Özet:
Genetic programming is a population based, stochastic global optimization algorithm which aims to find “programs” fulfilling certain behavioral specifications provided as test cases. The programs may be as simple as arithmetic expressions on some variables or complex as a complete function involving state variables, loops and conditionals. Grammatical genetic programming (a.k.a. grammatical evolution) is a grammar based variant of genetic programming where the search space and methodology is modified to limit the search space to members of a language defined by a formal grammar. This approach provides the benefit of having a smaller search space, and of all the candidates having a valid syntactic form in respect to defined grammar. Grammars used are generally customized to the program at hand, but they can be more generic when the form of the solution is not obvious, which usually is the case with general program synthesis, in contrast to categorical problems like regression, classification, path finding and boolean problems.
Conventional computing platforms consist of homogenous processor hardware, like the case of a computer with multi-core multi-processor setup, where each core is identical to others. On the other hand a heterogeneous computing platform simultaneously uses multiple types of processing elements each with their own unique architecture and strengths. The most prevalent example today is the combined use of CPU and GPU, where CPU provides high frequency, high complexity processing cores with deep pipelining and large local cache per core, while the GPU provides vast numbers (in the order of thousands) of simpler cores with lower frequency each consisting of some ALU and register file for state keeping, but missing per core cache or control units, which have to be shared by groups of 32 cores.

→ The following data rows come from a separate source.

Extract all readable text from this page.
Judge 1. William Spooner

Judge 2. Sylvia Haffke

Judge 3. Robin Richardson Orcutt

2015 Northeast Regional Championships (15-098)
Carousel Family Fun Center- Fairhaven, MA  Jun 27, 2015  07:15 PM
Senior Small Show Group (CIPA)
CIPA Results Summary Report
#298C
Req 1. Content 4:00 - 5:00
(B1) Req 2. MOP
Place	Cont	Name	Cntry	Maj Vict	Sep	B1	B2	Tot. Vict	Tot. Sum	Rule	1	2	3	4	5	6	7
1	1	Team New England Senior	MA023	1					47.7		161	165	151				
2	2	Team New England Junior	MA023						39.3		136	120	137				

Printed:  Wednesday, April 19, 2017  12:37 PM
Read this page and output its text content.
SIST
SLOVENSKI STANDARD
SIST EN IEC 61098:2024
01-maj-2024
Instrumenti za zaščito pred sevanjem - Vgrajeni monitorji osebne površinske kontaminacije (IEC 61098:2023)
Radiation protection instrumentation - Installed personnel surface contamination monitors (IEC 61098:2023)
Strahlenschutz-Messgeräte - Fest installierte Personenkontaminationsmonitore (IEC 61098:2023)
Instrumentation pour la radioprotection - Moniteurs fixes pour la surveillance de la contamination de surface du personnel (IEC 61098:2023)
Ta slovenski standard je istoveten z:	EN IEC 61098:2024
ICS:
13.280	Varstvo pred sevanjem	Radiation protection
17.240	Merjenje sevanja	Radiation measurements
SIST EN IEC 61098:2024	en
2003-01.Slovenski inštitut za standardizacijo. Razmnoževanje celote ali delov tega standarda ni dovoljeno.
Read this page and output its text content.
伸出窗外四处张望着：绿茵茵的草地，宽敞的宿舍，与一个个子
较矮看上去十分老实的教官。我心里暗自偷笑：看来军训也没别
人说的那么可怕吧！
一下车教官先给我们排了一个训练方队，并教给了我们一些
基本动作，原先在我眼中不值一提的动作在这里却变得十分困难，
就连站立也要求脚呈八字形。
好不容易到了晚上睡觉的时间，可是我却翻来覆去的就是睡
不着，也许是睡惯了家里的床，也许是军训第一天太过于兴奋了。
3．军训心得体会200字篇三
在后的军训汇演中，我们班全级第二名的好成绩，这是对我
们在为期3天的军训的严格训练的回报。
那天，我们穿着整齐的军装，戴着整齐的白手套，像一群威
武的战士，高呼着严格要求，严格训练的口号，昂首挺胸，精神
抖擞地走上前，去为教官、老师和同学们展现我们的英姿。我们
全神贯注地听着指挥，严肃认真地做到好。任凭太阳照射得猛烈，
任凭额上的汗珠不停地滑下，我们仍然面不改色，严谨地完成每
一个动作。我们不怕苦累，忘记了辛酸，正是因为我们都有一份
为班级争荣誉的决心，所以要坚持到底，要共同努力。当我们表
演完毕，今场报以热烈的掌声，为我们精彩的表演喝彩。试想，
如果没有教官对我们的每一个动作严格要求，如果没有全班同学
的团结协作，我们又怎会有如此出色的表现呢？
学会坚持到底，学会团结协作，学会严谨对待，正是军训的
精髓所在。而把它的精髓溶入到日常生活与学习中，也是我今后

The aim of this dissertation is to investigate and propose new methods to accelerate grammatical genetic programming by parallelization on mentioned types of computing platforms.
In this dissertation we first present an overview of a recent shift in benchmarking practices for genetic programming and propose a new benchmark problem targeting general program synthesis. Then we investigate the interaction of some evolutionary parameters which ultimately affect the parallelization design for grammatical genetic programming. Afterwards we present a new technique which first brings the GPU compilation of individuals in-process, then further parallelizes this compilation. The method we present achieves an order of magnitude faster compilation speed over prior work on literature. Lastly we present a GPU based interpreter for grammatical genetic programming with arbitrary grammars in order to target general program synthesis; this is the first work in literature to present grammatical evolution on GPU with a general purpose interpreter to accommodate arbitrary grammars.